Daarom is het voorbereidingsbesluit als een beschikking in de
zin van de Wet AROB aan te merken. Nu reclamante door het
voorbereidingsbesluit geacht kan worden rechtstreeks in haar
belangen te zijn geschaad en het bezwaarschrift binnen de
gestelde termijn is ingediend, is reclamante in haar bezwaar
schrift ontvankelijk.
Ten aanzien van de inhoudelijke bezwaren, heeft de commissie
het volgende overwogen.
Aangezien het ontwerp van de woning van de heer Andringa geen
extra uitbouw toelaat, is gezocht naar een vrijstaande
situering van de garage/berging. Daarbij is zoveel mogelijk
rekening gehouden met de kenmerkende vorm van de woning en de
belangen van de buren. Overleg met de buren heeft niet geleid
tot overeenstemming, maar de garage/berging is juist zo dicht
mogelijk bij de woning geplaatst, omdat de buren daaraan dan de
voorkeur gaven.
De commissie heeft uit de stukken en de hoorzitting moeten
constateren dat zowel uit stedebouwkundig opzicht, maar ook uit
praktisch oogpunt een plaats achter de woning van de heer
Andringa niet tot de mogelijkheden behoort. Ook een uitbreiding
van de bestaande uitbouw is niet een reële mogelijkheid.
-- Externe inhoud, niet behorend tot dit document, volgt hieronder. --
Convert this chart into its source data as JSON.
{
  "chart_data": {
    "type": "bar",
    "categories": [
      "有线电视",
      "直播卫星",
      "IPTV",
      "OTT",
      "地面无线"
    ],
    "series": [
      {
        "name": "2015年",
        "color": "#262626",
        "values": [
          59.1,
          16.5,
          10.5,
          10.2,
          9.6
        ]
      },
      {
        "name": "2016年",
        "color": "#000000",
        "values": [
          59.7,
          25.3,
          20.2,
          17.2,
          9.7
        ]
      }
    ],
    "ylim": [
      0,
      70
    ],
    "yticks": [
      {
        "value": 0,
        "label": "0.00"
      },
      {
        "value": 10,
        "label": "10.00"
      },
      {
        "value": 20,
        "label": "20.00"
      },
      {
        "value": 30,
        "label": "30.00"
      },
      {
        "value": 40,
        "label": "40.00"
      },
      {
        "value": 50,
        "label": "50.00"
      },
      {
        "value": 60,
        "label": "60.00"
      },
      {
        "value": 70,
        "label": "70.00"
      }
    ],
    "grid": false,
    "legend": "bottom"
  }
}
Plaatsing van een nieuwe garage/berging kan dus alleen aan de
straatkant van het perceel. Dat is ook in overeenstemming met
de concept-planvoorschriften voor dit gebied. Ook de afmetingen
van de garage zijn in overeenstemming met de concept
voorschriften en huidige maatstaven.
De commissie heeft voorts geconstateerd dat er weliswaar sprake
is van enige beperking van het uitzicht van de familie
Spiekhout, maar dat dit niet het belangrijkste uitzicht vanuit
de woning betreft, want die is aan de zuidzijde.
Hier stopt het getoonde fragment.